As big a deal as that is, there’s so much other stuff going on.

Willa’s a religious Catholic.Doesn’t she feel the need to confess about helping frame Hank Asher (Andrew McCarthy) the neighborhood pedophile?
She has confessed but only in the church confessional.

What else is happening in the episode?
While Det. Nina Meyer (Margot Bingham) continues her obsessive search for Doug (Michael Esper) who she now knows kidnapped not only Adam, but her friend FBI Agent Clements (Matthew Lawler). There’s also interesting twists and turns involving Doug’s pregnant girlfriend Jane (Zoe Perry) and Clements ,who she wounded and has handcuffed in the basement of the house she shares with Doug.
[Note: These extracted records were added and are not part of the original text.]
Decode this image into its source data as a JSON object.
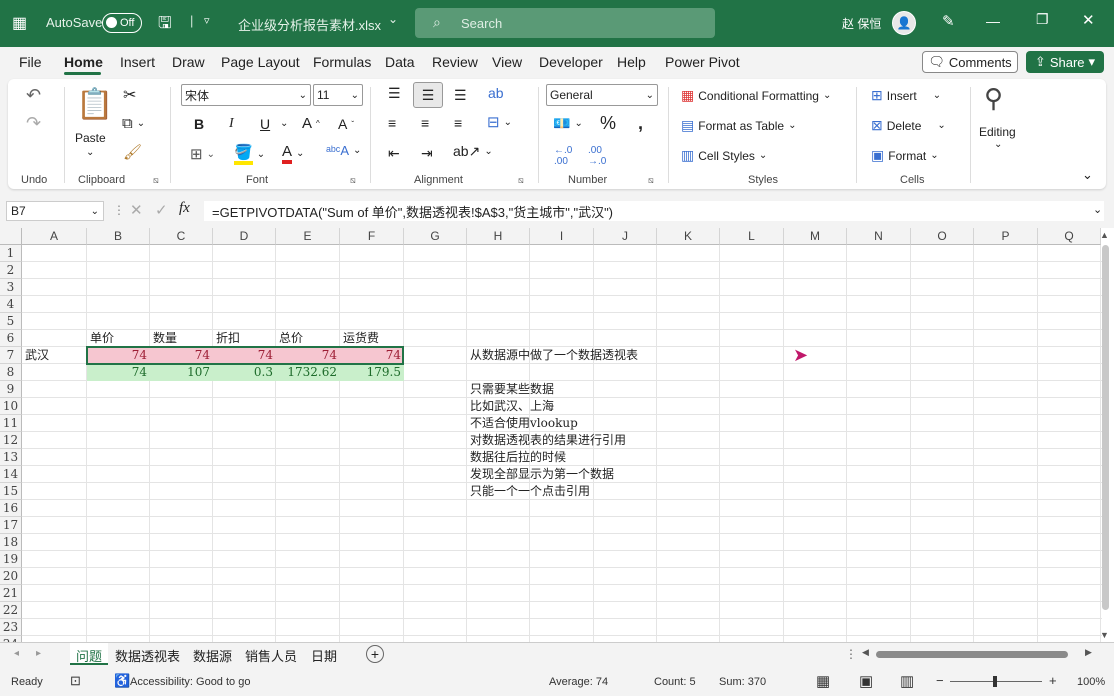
{
  "titlebar": {
    "autosave_label": "AutoSave",
    "autosave_state": "Off",
    "filename": "企业级分析报告素材.xlsx",
    "filename_dropdown": "⌄",
    "search_placeholder": "Search",
    "user_name": "赵 保恒",
    "brand_color": "#217346"
  },
  "menu": {
    "tabs": [
      "File",
      "Home",
      "Insert",
      "Draw",
      "Page Layout",
      "Formulas",
      "Data",
      "Review",
      "View",
      "Developer",
      "Help",
      "Power Pivot"
    ],
    "active_tab": "Home",
    "comments_label": "Comments",
    "share_label": "Share"
  },
  "ribbon": {
    "undo_label": "Undo",
    "paste_label": "Paste",
    "clipboard_label": "Clipboard",
    "font_name": "宋体",
    "font_size": "11",
    "font_label": "Font",
    "bold": "B",
    "italic": "I",
    "underline": "U",
    "alignment_label": "Alignment",
    "number_format": "General",
    "number_label": "Number",
    "conditional_formatting": "Conditional Formatting",
    "format_as_table": "Format as Table",
    "cell_styles": "Cell Styles",
    "styles_label": "Styles",
    "insert_label": "Insert",
    "delete_label": "Delete",
    "format_label": "Format",
    "cells_label": "Cells",
    "editing_label": "Editing"
  },
  "formula_bar": {
    "name_box": "B7",
    "fx": "fx",
    "formula": "=GETPIVOTDATA(\"Sum of 单价\",数据透视表!$A$3,\"货主城市\",\"武汉\")"
  },
  "sheet": {
    "columns": [
      "A",
      "B",
      "C",
      "D",
      "E",
      "F",
      "G",
      "H",
      "I",
      "J",
      "K",
      "L",
      "M",
      "N",
      "O",
      "P",
      "Q"
    ],
    "rows": [
      "1",
      "2",
      "3",
      "4",
      "5",
      "6",
      "7",
      "8",
      "9",
      "10",
      "11",
      "12",
      "13",
      "14",
      "15",
      "16",
      "17",
      "18",
      "19",
      "20",
      "21",
      "22",
      "23",
      "24"
    ],
    "headers_row6": [
      "单价",
      "数量",
      "折扣",
      "总价",
      "运货费"
    ],
    "row7_label": "武汉",
    "row7_values": [
      "74",
      "74",
      "74",
      "74",
      "74"
    ],
    "row8_values": [
      "74",
      "107",
      "0.3",
      "1732.62",
      "179.5"
    ],
    "notes": [
      "从数据源中做了一个数据透视表",
      "只需要某些数据",
      "比如武汉、上海",
      "不适合使用vlookup",
      "对数据透视表的结果进行引用",
      "数据往后拉的时候",
      "发现全部显示为第一个数据",
      "只能一个一个点击引用"
    ],
    "pink_fill": "#f6c6d0",
    "green_fill": "#c9efcb"
  },
  "sheet_tabs": [
    "问题",
    "数据透视表",
    "数据源",
    "销售人员",
    "日期"
  ],
  "active_sheet": "问题",
  "status": {
    "ready": "Ready",
    "accessibility": "Accessibility: Good to go",
    "average": "Average: 74",
    "count": "Count: 5",
    "sum": "Sum: 370",
    "zoom": "100%"
  }
}
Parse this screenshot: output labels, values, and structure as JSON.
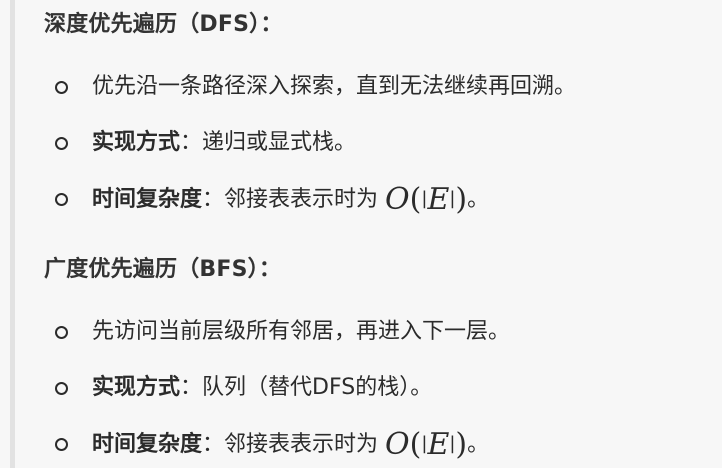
{
  "sections": [
    {
      "heading": "深度优先遍历（DFS）：",
      "items": [
        {
          "label": "",
          "text": "优先沿一条路径深入探索，直到无法继续再回溯。"
        },
        {
          "label": "实现方式",
          "sep": "：",
          "text": "递归或显式栈。"
        },
        {
          "label": "时间复杂度",
          "sep": "：",
          "text": "邻接表表示时为 ",
          "math": {
            "func": "O",
            "open": "(",
            "bar_l": "|",
            "var": "E",
            "bar_r": "|",
            "close": ")"
          },
          "tail": "。"
        }
      ]
    },
    {
      "heading": "广度优先遍历（BFS）：",
      "items": [
        {
          "label": "",
          "text": "先访问当前层级所有邻居，再进入下一层。"
        },
        {
          "label": "实现方式",
          "sep": "：",
          "text": "队列（替代DFS的栈）。"
        },
        {
          "label": "时间复杂度",
          "sep": "：",
          "text": "邻接表表示时为 ",
          "math": {
            "func": "O",
            "open": "(",
            "bar_l": "|",
            "var": "E",
            "bar_r": "|",
            "close": ")"
          },
          "tail": "。"
        }
      ]
    }
  ]
}
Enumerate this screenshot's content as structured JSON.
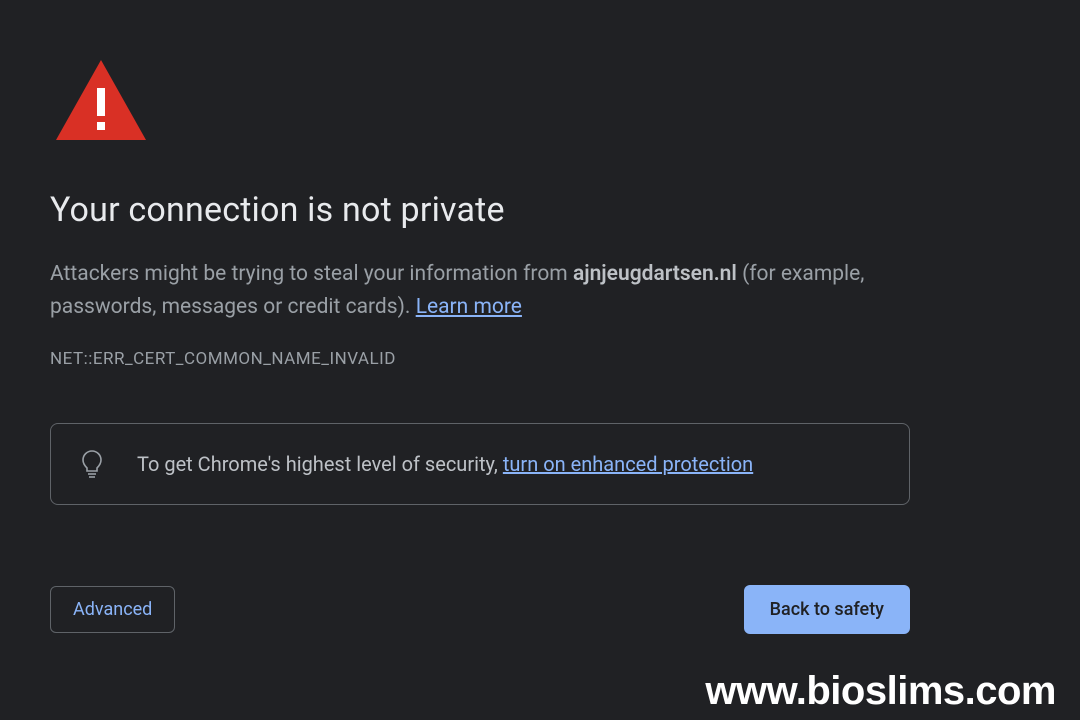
{
  "heading": "Your connection is not private",
  "description": {
    "prefix": "Attackers might be trying to steal your information from ",
    "domain": "ajnjeugdartsen.nl",
    "suffix": " (for example, passwords, messages or credit cards). ",
    "learn_more": "Learn more"
  },
  "error_code": "NET::ERR_CERT_COMMON_NAME_INVALID",
  "tip": {
    "prefix": "To get Chrome's highest level of security, ",
    "link": "turn on enhanced protection"
  },
  "buttons": {
    "advanced": "Advanced",
    "back": "Back to safety"
  },
  "watermark": "www.bioslims.com"
}
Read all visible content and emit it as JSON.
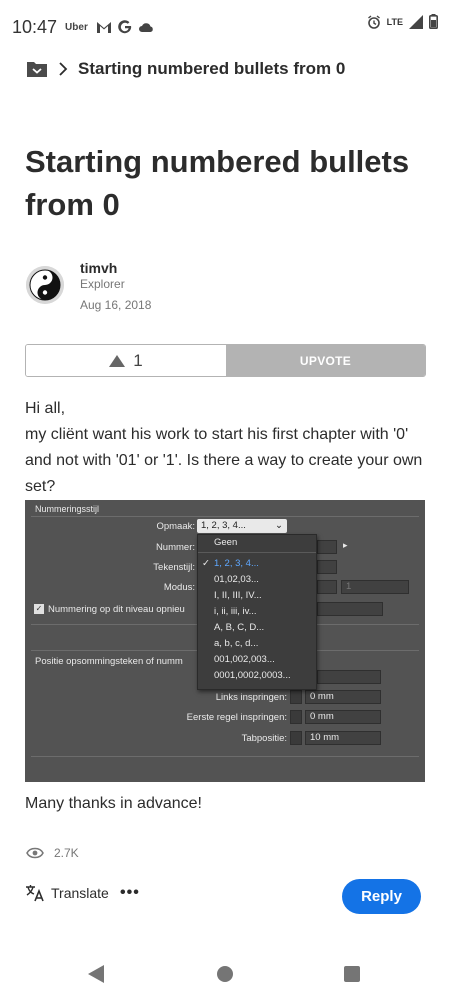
{
  "status_bar": {
    "time": "10:47",
    "app_label": "Uber",
    "network": "LTE"
  },
  "breadcrumb": {
    "text": "Starting numbered bullets from 0"
  },
  "post": {
    "title": "Starting numbered bullets from 0",
    "author": {
      "name": "timvh",
      "role": "Explorer",
      "date": "Aug 16, 2018"
    },
    "upvote": {
      "count": "1",
      "label": "UPVOTE"
    },
    "body_lines": [
      "Hi all,",
      "my cliënt want his work to start his first chapter with '0' and not with '01' or '1'. Is there a way to create your own set?"
    ],
    "closing": "Many thanks in advance!",
    "views": "2.7K"
  },
  "embed": {
    "header": "Nummeringsstijl",
    "opmaak_label": "Opmaak:",
    "opmaak_value": "1, 2, 3, 4...",
    "nummer_label": "Nummer:",
    "tekenstijl_label": "Tekenstijl:",
    "modus_label": "Modus:",
    "modus_value": "1",
    "checkbox_label": "Nummering op dit niveau opnieu",
    "positie_label": "Positie opsommingsteken of numm",
    "links_label": "Links inspringen:",
    "links_value": "0 mm",
    "eerste_label": "Eerste regel inspringen:",
    "eerste_value": "0 mm",
    "tab_label": "Tabpositie:",
    "tab_value": "10 mm",
    "dropdown_items": [
      "Geen",
      "1, 2, 3, 4...",
      "01,02,03...",
      "I, II, III, IV...",
      "i, ii, iii, iv...",
      "A, B, C, D...",
      "a, b, c, d...",
      "001,002,003...",
      "0001,0002,0003..."
    ]
  },
  "actions": {
    "translate": "Translate",
    "more": "•••",
    "reply": "Reply"
  },
  "colors": {
    "accent": "#1473e6",
    "upvote_bg": "#b3b3b3",
    "text": "#2c2c2c",
    "muted": "#777777"
  }
}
How much of the story about Adam—and Ben—will be wrapped up this season?
Some. The end of our season finale is full of huge explosions of like, “What?” There are conclusions in the Doug case but there more that’s opening up in the Adam and Ben story and in new mysteries.

Is Doug the only villain in the piece?
What I love about this show is that everybody is in this gray zone. Willa has made terrible decisions that are the source of a lot of anguish, so she’s kind of the bad guy, but she’s also not. Bridey is sort of a villain, but there’s no others that do the kind of unforgiveable things that Doug does. There’s no new bad guy. There’s just the same bad guys that we’ve gotten to know and love.

And Ben? He seems to have a real cruel streak.
Can someone who as a child was locked up in a bunker for ten years, be truly evil? He’s manipulative and he’s trouble, but I don’t think he’s necessarily a bad guy.